Que nous révèle « Wikileaks » ?

Les 91.000 pages de fuites provenant du gouvernement et de l’état major Américain nous apprennent  que la guerre, ce n’est pas bien, que des civils innocents sont tués, que les Etats-Unis mènent des opérations militaires secrètes pour assassiner les chefs ennemis.
Le document le plus connu est cette vidéo où des journalistes de Reuters et des enfants entre autre, sont snipés par des GI’s depuis un hélicoptère.
Plus intéressant, les documents révèlent des informations à propos de la guerre d’Afghanistan et sur les services secrets Pakistanais, l’ISI, qui soutiennent les Talibans secrètement. Selon le Time : “les documents suggèrent que le Pakistan, allié des Etats-Unis, permet à ses agents des services d’espionnage, d’organiser des réunions avec les Talibans, afin d’établir une stratégie pour organiser des réseaux de  militants qui luttent contre les soldats Américains en Afghanistan, et organiseraient même des complots pour assassiner des dirigeants Afghans. »

Dénonciation ?

Pourquoi diffuser des “fuites” qui ne font que servir les intérêts Américains en fournissant des arguments pouvant être utilisés par le gouvernement US pour étendre ses guerres actuelles, des fuites ne contenant aucune révélation embarrassante.  Aucun haut-placé au sein de l’establishment US n’est sérieusement compromis par ces « fuites ».
Pourquoi n’y a-t-il aucune révélation à propos du sentiment de trahison ressenti par de nombreux soldats et leurs officiers qui savent que la guerre en Afghanistan n’a rien à voir avec la protection des USA ou de l’Angleterre ?

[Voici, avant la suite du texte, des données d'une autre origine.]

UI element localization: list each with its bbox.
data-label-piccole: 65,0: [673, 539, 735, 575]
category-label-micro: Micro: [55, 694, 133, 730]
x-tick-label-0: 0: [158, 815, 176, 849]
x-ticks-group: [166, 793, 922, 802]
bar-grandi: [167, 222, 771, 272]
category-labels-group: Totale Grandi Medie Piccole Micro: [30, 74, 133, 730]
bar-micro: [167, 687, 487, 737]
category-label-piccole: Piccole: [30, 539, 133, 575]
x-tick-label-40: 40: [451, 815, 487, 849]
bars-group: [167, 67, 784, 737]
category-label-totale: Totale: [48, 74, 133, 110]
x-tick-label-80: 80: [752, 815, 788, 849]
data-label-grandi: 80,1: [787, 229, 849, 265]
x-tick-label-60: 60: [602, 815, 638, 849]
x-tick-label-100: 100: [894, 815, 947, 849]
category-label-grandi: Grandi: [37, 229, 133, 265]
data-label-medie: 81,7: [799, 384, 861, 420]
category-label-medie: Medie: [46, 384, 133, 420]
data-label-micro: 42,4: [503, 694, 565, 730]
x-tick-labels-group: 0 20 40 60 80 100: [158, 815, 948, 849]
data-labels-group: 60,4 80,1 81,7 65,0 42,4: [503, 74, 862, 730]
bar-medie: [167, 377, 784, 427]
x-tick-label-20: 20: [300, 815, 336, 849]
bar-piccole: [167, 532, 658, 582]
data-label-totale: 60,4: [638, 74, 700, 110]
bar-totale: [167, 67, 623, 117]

Wikileaks s’est fait connaitre avec cette vidéo où l’on voit des innocents assassinés par les troupes de la coalition. Très mal… Embarassant… Mais dites nous quelque chose que nous ne savons pas déjà…

Nous savons que les autorités sont déterminées à contrôler les deux camps du débat. Elles mènent l’opposition contre elles même. C’est pourquoi « Stop The War » ne mentionne même pas la vérité à propos du 11 septembre et exclu de la direction les gens qui posent des questions raisonnables à propos du 11 septembre.

Que pense le fondateur de Wikileaks des évènements du 11 septembre 2001 ?

Le fondateur de Wikileaks, Julian Assange, est agacé par la vérité à propos du 11 septembre, comme il le dit dans le Belfast Telegraph :
À propos du 11 septembre ? « Je suis constamment agacé par ces gens qui se laissent distraire par de fausses conspirations comme les évènements du 11 septembre, alors que NOUS fournissons des preuves de vraies conspirations, à propos de la guerre ou de la fraude financière massive. »
Et à propos des conférences Bilderberg ? « C’est plus ou moins conspirationiste . Nous avons publié leurs notes de réunion. »
II parle comme Chomsky à propos d’Israël :« l’Amérique est le problème, pas les banksters internationaux qui la possèdent ou le lobby sioniste qui la contrôle… »
Cette technique est appelée « contre-feux » (feu allumé en avant d'un incendie pour en empêcher la propagation), c’est une stratégie qui consiste à devancer et  prendre en main la contestation pour désactiver la réelle protestation. C’est utiliser la Vérité pour servir le mensonge. C’est la dialectique Hegelienne du action- réaction-solution. Beaucoup de gens biens sont menés sur un mauvais chemin quand ils croient et suivent ces gens.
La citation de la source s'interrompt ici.